女子ゴルフの勝みなみ、国内メジャー初優勝


難コースで2桁アンダー、2位に6打差で圧巻の6勝目

女子ゴルフの勝みなみ、国内メジャー初優勝

国内メジャー大会初制覇を果たし、トロフィーを手に笑顔の勝みなみ=4日、栃木・烏山城CC

 勝のパーパットがカップに少し蹴られ、ボギーのウイニングパットに。それもご愛嬌(あいきょう)と言えるほどの圧勝だった。2位に6打の大差をつけ、最高峰の大会で頂点に立った。「やっぱり女子オープンはアマチュアの時から夢の舞台。いつかは優勝したかった」。笑顔がはじけた。
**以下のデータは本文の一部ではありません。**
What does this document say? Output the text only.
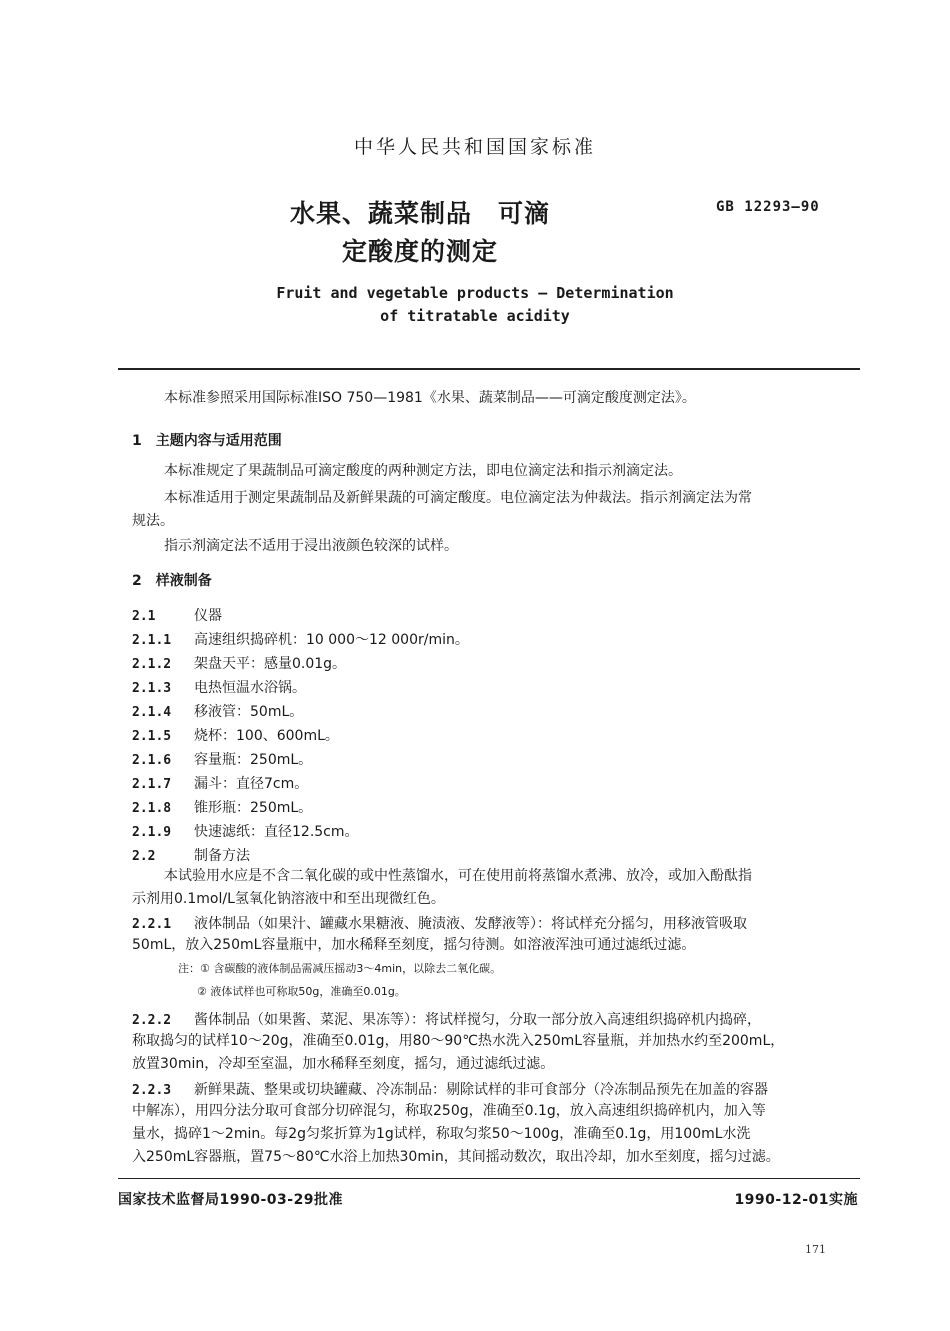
中华人民共和国国家标准
水果、蔬菜制品　可滴
定酸度的测定
GB 12293—90
Fruit and vegetable products — Determination
of titratable acidity
本标准参照采用国际标准ISO 750—1981《水果、蔬菜制品——可滴定酸度测定法》。
1　主题内容与适用范围
本标准规定了果蔬制品可滴定酸度的两种测定方法，即电位滴定法和指示剂滴定法。
本标准适用于测定果蔬制品及新鲜果蔬的可滴定酸度。电位滴定法为仲裁法。指示剂滴定法为常
规法。
指示剂滴定法不适用于浸出液颜色较深的试样。
2　样液制备
2.1	仪器
2.1.1 高速组织捣碎机：10 000～12 000r/min。
2.1.2 架盘天平：感量0.01g。
2.1.3 电热恒温水浴锅。
2.1.4 移液管：50mL。
2.1.5 烧杯：100、600mL。
2.1.6 容量瓶：250mL。
2.1.7 漏斗：直径7cm。
2.1.8 锥形瓶：250mL。
2.1.9 快速滤纸：直径12.5cm。
2.2	制备方法
本试验用水应是不含二氧化碳的或中性蒸馏水，可在使用前将蒸馏水煮沸、放冷，或加入酚酞指
示剂用0.1mol/L氢氧化钠溶液中和至出现微红色。
2.2.1 液体制品（如果汁、罐藏水果糖液、腌渍液、发酵液等）：将试样充分摇匀，用移液管吸取
50mL，放入250mL容量瓶中，加水稀释至刻度，摇匀待测。如溶液浑浊可通过滤纸过滤。
注：① 含碳酸的液体制品需减压摇动3～4min，以除去二氧化碳。
② 液体试样也可称取50g，准确至0.01g。
2.2.2 酱体制品（如果酱、菜泥、果冻等）：将试样搅匀，分取一部分放入高速组织捣碎机内捣碎，
称取捣匀的试样10～20g，准确至0.01g，用80～90℃热水洗入250mL容量瓶，并加热水约至200mL，
放置30min，冷却至室温，加水稀释至刻度，摇匀，通过滤纸过滤。
2.2.3 新鲜果蔬、整果或切块罐藏、冷冻制品：剔除试样的非可食部分（冷冻制品预先在加盖的容器
中解冻），用四分法分取可食部分切碎混匀，称取250g，准确至0.1g，放入高速组织捣碎机内，加入等
量水，捣碎1～2min。每2g匀浆折算为1g试样，称取匀浆50～100g，准确至0.1g，用100mL水洗
入250mL容器瓶，置75～80℃水浴上加热30min，其间摇动数次，取出冷却，加水至刻度，摇匀过滤。
国家技术监督局1990-03-29批准	1990-12-01实施
171
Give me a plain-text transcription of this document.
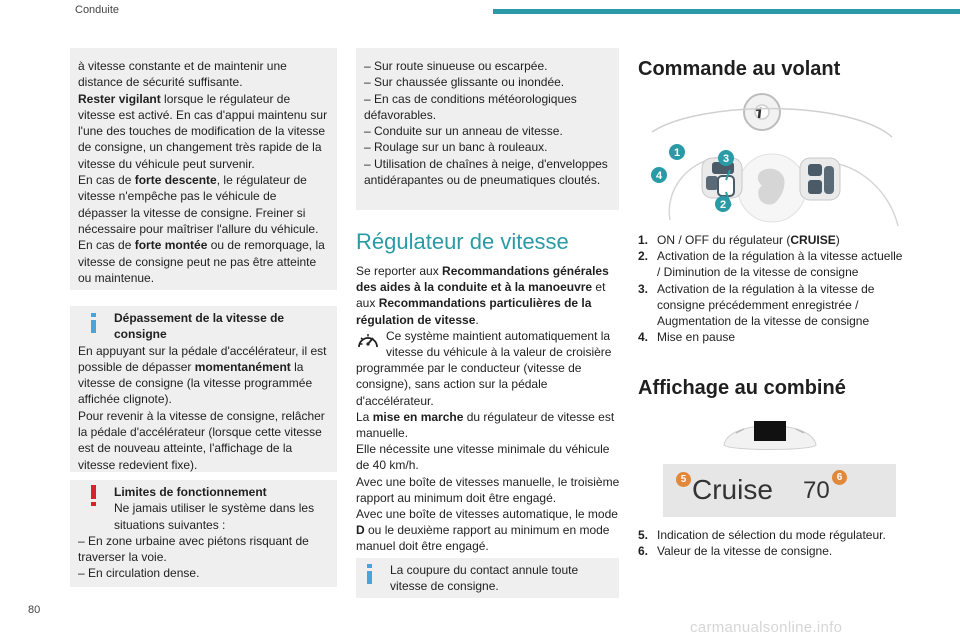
Conduite

à vitesse constante et de maintenir une distance de sécurité suffisante.

Rester vigilant lorsque le régulateur de vitesse est activé. En cas d'appui maintenu sur l'une des touches de modification de la vitesse de consigne, un changement très rapide de la vitesse du véhicule peut survenir.

En cas de forte descente, le régulateur de vitesse n'empêche pas le véhicule de dépasser la vitesse de consigne. Freiner si nécessaire pour maîtriser l'allure du véhicule.

En cas de forte montée ou de remorquage, la vitesse de consigne peut ne pas être atteinte ou maintenue.

Dépassement de la vitesse de consigne

En appuyant sur la pédale d'accélérateur, il est possible de dépasser momentanément la vitesse de consigne (la vitesse programmée affichée clignote).

Pour revenir à la vitesse de consigne, relâcher la pédale d'accélérateur (lorsque cette vitesse est de nouveau atteinte, l'affichage de la vitesse redevient fixe).

Limites de fonctionnement

Ne jamais utiliser le système dans les situations suivantes :

– En zone urbaine avec piétons risquant de traverser la voie.

– En circulation dense.

– Sur route sinueuse ou escarpée.

– Sur chaussée glissante ou inondée.

– En cas de conditions météorologiques défavorables.

– Conduite sur un anneau de vitesse.

– Roulage sur un banc à rouleaux.

– Utilisation de chaînes à neige, d'enveloppes antidérapantes ou de pneumatiques cloutés.

Régulateur de vitesse

Se reporter aux Recommandations générales des aides à la conduite et à la manoeuvre et aux Recommandations particulières de la régulation de vitesse.

Ce système maintient automatiquement la vitesse du véhicule à la valeur de croisière programmée par le conducteur (vitesse de consigne), sans action sur la pédale d'accélérateur.

La mise en marche du régulateur de vitesse est manuelle.

Elle nécessite une vitesse minimale du véhicule de 40 km/h.

Avec une boîte de vitesses manuelle, le troisième rapport au minimum doit être engagé.

Avec une boîte de vitesses automatique, le mode D ou le deuxième rapport au minimum en mode manuel doit être engagé.

La coupure du contact annule toute vitesse de consigne.

Commande au volant
1	3
4
2
1. ON / OFF du régulateur (CRUISE)
2. Activation de la régulation à la vitesse actuelle / Diminution de la vitesse de consigne
3. Activation de la régulation à la vitesse de consigne précédemment enregistrée / Augmentation de la vitesse de consigne
4. Mise en pause
Affichage au combiné
5 Cruise 70 6
5. Indication de sélection du mode régulateur.
6. Valeur de la vitesse de consigne.
80
carmanualsonline.info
 アマ時代の2014年に15歳でツアー優勝。1998年度生まれの「黄金世代」でいち早く名を挙げた。17年にプロとなってから一時は勝利が遠のくなど、苦しい時期もあった。最終ラウンド。後続との差を広げた終盤、ギャラリーから「おめでとう」と声を掛けられると、「泣きそうになった」。実感がこもった。

 1番と2番で3~4メートルのパーパットを決めて流れをつかんだ。「きょうはいけるかも、となった」。前半二つのパー5では2オンを狙わず、確実に寄せてバーディーを奪うなど戦略も光った。アンダーパーが9人しかいなかった難コースで、ただ一人の2桁アンダー。同じ世代の渋野は「勝ちゃんだけ違うコースを回っているみたいだった」と目を丸くしていた。

 複数年シードを得て、来季終了後に米ツアー挑戦の可能性も。まずは今季。「プロになってから(今年を含め)最高が年間2勝。残りの試合で優勝できるように、気持ちを切り替えたい」。浮かれず、戦い抜いていく。

 渋野日向子 外してはいけないところでボギーになって、フラストレーションのたまるゴルフだった。4日間を通して安定したプレーができていない。

 稲見萌寧 苦手なコースで、調子が悪いことも重なってしまった。最後の2日間はもったいないものばかり。とりあえず疲労感が半端ではない。